Rather than focus on their understandable unhappiness with the deplorable conditions that many Israeli Arabs are forced to endure, he chooses to inflate their grievances into a declaration of war.

Do we really expect Arabs to be Zionists?

Tobin seems to be seeking to undermine any hope of dialogue by casting the conflict as a "zero-sum game." It would be far better if he were to use his column to promote understanding of their predicament.

Peace will be achieved via the efforts of those who actively seek it, not by those who prefer to hype the regrettable rhetoric of the extremists.

The example Tobin cites of a joint Jewish-Arab entrepreneurial project that promotes life science solutions is the real story, not arguments between journalists.

As long as Jews treat Arabs in their midst as the "other," genuine reconciliation between two peoples who share one land is impossible.
S. Cohen

Make Shavuot the Real Vegetarian Holiday

Since Shavuot commemorates the Jewish people receiving the Torah, many religious Jews stay up that entire night engaged in Torah study.

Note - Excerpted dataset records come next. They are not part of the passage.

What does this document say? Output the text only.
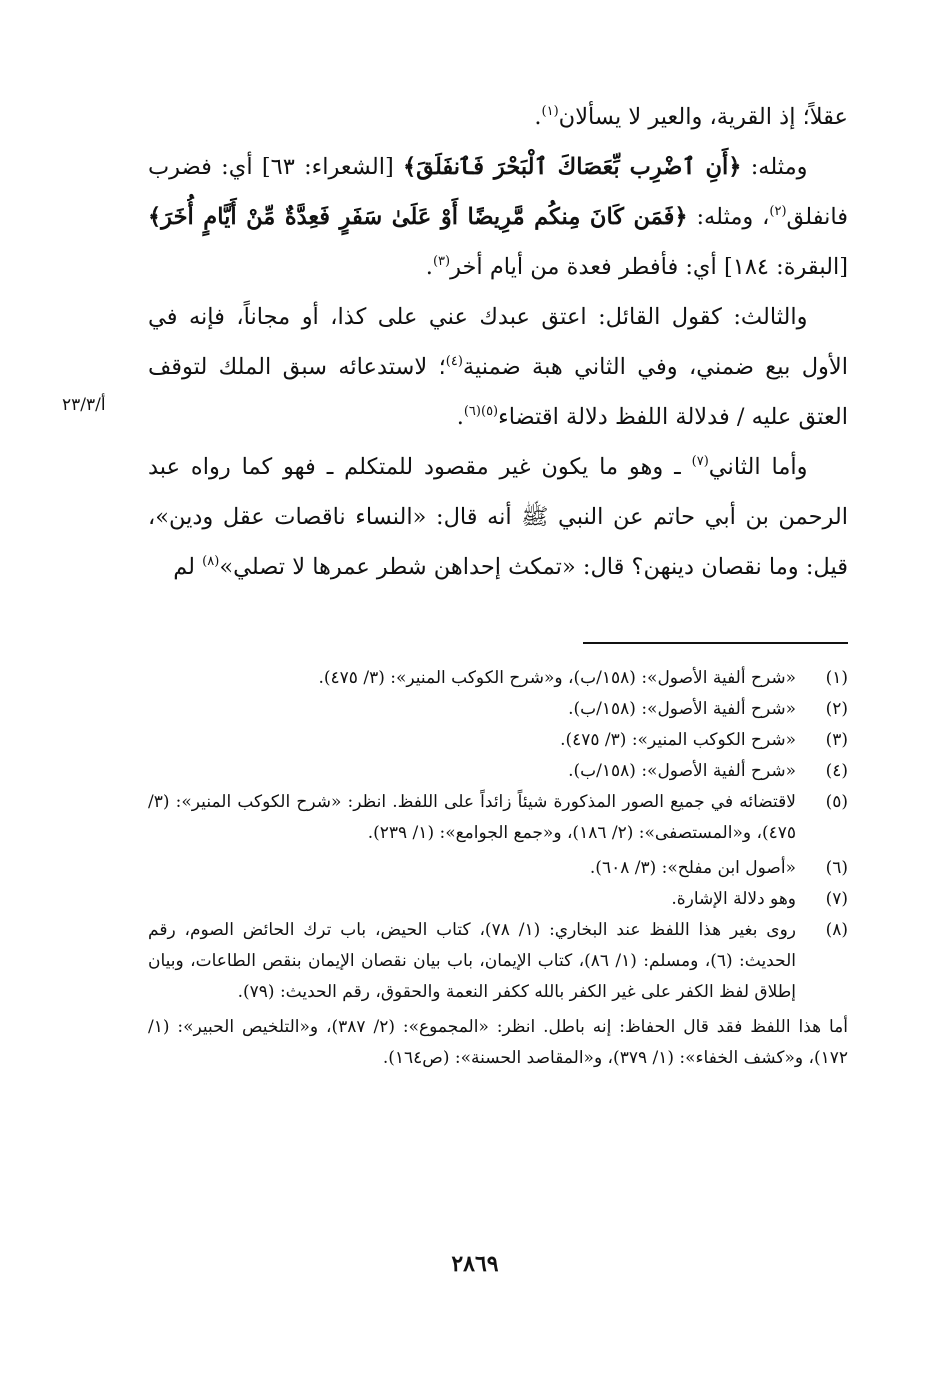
عقلاً؛ إذ القرية، والعير لا يسألان$^{(١)}$.

ومثله: ﴿أَنِ ٱضْرِب بِّعَصَاكَ ٱلْبَحْرَ فَٱنفَلَقَ﴾ [الشعراء: ٦٣] أي: فضرب فانفلق$^{(٢)}$، ومثله: ﴿فَمَن كَانَ مِنكُم مَّرِيضًا أَوْ عَلَىٰ سَفَرٍ فَعِدَّةٌ مِّنْ أَيَّامٍ أُخَرَ﴾ [البقرة: ١٨٤] أي: فأفطر فعدة من أيام أخر$^{(٣)}$.

والثالث: كقول القائل: اعتق عبدك عني على كذا، أو مجاناً، فإنه في الأول بيع ضمني، وفي الثاني هبة ضمنية$^{(٤)}$؛ لاستدعائه سبق الملك لتوقف العتق عليه / فدلالة اللفظ دلالة اقتضاء$^{(٥)(٦)}$.

وأما الثاني$^{(٧)}$ ـ وهو ما يكون غير مقصود للمتكلم ـ فهو كما رواه عبد الرحمن بن أبي حاتم عن النبي ﷺ أنه قال: «النساء ناقصات عقل ودين»، قيل: وما نقصان دينهن؟ قال: «تمكث إحداهن شطر عمرها لا تصلي»$^{(٨)}$ لم

أ/٢٣/٣
(١)
«شرح ألفية الأصول»: (١٥٨/ب)، و«شرح الكوكب المنير»: (٣/ ٤٧٥).
(٢)
«شرح ألفية الأصول»: (١٥٨/ب).
(٣)
«شرح الكوكب المنير»: (٣/ ٤٧٥).
(٤)
«شرح ألفية الأصول»: (١٥٨/ب).
(٥)
لاقتضائه في جميع الصور المذكورة شيئاً زائداً على اللفظ. انظر: «شرح الكوكب المنير»: (٣/ ٤٧٥)، و«المستصفى»: (٢/ ١٨٦)، و«جمع الجوامع»: (١/ ٢٣٩).
(٦)
«أصول ابن مفلح»: (٣/ ٦٠٨).
(٧)
وهو دلالة الإشارة.
(٨)
روى بغير هذا اللفظ عند البخاري: (١/ ٧٨)، كتاب الحيض، باب ترك الحائض الصوم، رقم الحديث: (٦)، ومسلم: (١/ ٨٦)، كتاب الإيمان، باب بيان نقصان الإيمان بنقص الطاعات، وبيان إطلاق لفظ الكفر على غير الكفر بالله ككفر النعمة والحقوق، رقم الحديث: (٧٩).
أما هذا اللفظ فقد قال الحفاظ: إنه باطل. انظر: «المجموع»: (٢/ ٣٨٧)، و«التلخيص الحبير»: (١/ ١٧٢)، و«كشف الخفاء»: (١/ ٣٧٩)، و«المقاصد الحسنة»: (ص١٦٤).
٢٨٦٩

I believe that this provides a good time to consider if we are properly applying Torah values with regard to dietary issues.

Since the Torah mandates the avoidance of tsa'ar ba'alei chaim (causing unnecessary pain to animals), shouldn't there be far greater concern in the Jewish community about the horrible treatment of animals on factory farms?

Since the Torah stresses that we should very diligently guard our health, shouldn't Jewish leaders speak out about the many negative health effects of animal-based diets?

Since the Torah mandates that we are to share with hungry people, shouldn't the Jewish community address the fact that 70 percent of the grain produced in America is being fed to animals destined for slaughter, while an estimated 20 million people die from malnutrition annually?

Let us make this Shavuot a time to apply Torah values to produce a more humane, environmentally sustainable, just and compassionate world.